Load balance is a machine specific characteristic, and it is not necessarily a fundamental property of a program. In particular, it does not make sense to ignore the remote memory access costs while examining load balance.
Let us say that processor 1's instruction stream has an instruction mix of 50 million arithmetic operations and 50M remote memory references. Also, let processor 2's instruction stream have an instruction mix of 90M arithmetic operations and 10M remote memory accesses. The program would appear to be load balance with the single cycle memory access assumption. However, in any realistic parallel machine, there will be a considerable load imbalance.

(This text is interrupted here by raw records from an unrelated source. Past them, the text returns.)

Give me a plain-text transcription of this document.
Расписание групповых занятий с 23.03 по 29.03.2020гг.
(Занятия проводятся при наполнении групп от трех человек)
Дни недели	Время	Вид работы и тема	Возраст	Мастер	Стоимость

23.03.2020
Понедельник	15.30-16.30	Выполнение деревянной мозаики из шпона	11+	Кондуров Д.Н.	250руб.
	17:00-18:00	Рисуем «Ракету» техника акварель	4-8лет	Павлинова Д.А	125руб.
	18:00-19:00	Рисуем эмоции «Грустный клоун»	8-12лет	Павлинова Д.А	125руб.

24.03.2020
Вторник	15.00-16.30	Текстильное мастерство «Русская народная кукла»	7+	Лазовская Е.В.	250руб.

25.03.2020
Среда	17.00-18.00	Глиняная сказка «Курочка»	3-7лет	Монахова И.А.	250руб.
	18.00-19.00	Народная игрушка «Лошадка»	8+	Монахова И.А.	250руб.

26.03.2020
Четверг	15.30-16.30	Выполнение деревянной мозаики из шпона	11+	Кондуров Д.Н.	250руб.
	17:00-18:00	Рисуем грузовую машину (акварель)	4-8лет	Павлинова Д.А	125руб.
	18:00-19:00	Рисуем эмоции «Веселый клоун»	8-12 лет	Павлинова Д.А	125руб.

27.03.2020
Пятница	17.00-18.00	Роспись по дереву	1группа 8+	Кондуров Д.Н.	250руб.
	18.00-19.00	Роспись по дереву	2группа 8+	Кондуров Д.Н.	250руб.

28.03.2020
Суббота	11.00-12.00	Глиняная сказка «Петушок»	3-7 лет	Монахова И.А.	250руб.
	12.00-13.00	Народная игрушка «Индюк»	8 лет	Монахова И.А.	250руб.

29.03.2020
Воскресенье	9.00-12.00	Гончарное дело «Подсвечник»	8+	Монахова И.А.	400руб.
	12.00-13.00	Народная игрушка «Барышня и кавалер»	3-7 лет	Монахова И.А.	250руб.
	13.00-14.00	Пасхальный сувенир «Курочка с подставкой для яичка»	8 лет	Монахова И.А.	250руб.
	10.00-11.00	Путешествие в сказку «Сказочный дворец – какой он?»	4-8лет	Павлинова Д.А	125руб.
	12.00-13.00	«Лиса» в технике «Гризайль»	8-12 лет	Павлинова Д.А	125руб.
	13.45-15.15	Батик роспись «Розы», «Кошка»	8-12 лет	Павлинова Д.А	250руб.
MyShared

In fact, the single cycle memory access assumption could result in other false characterizations of the program. The Splash-2 suite has an application called Water, which simulates the flow of water molecules in a stream. This application could be implemented in two different ways. We could assign a region of the stream to each processor and have the processor move water molecules from one processor to another when they move from one space to another. Another way of implementing the application would be not to move the molecules, but execute remote memory references to access the particles. With the single cycle memory assumption, both the implementations would have the same performance, whereas in reality one of the versions could be rather inefficient.
The bottom line is that load-balance cannot be expressed as a simple numerical value for a parallel program without referring to any of the hardware properties. A more meaningful approach is to provide a function (or formula) into which a remote access cost can be plugged into to provide the load balance of a program running on a particular machine.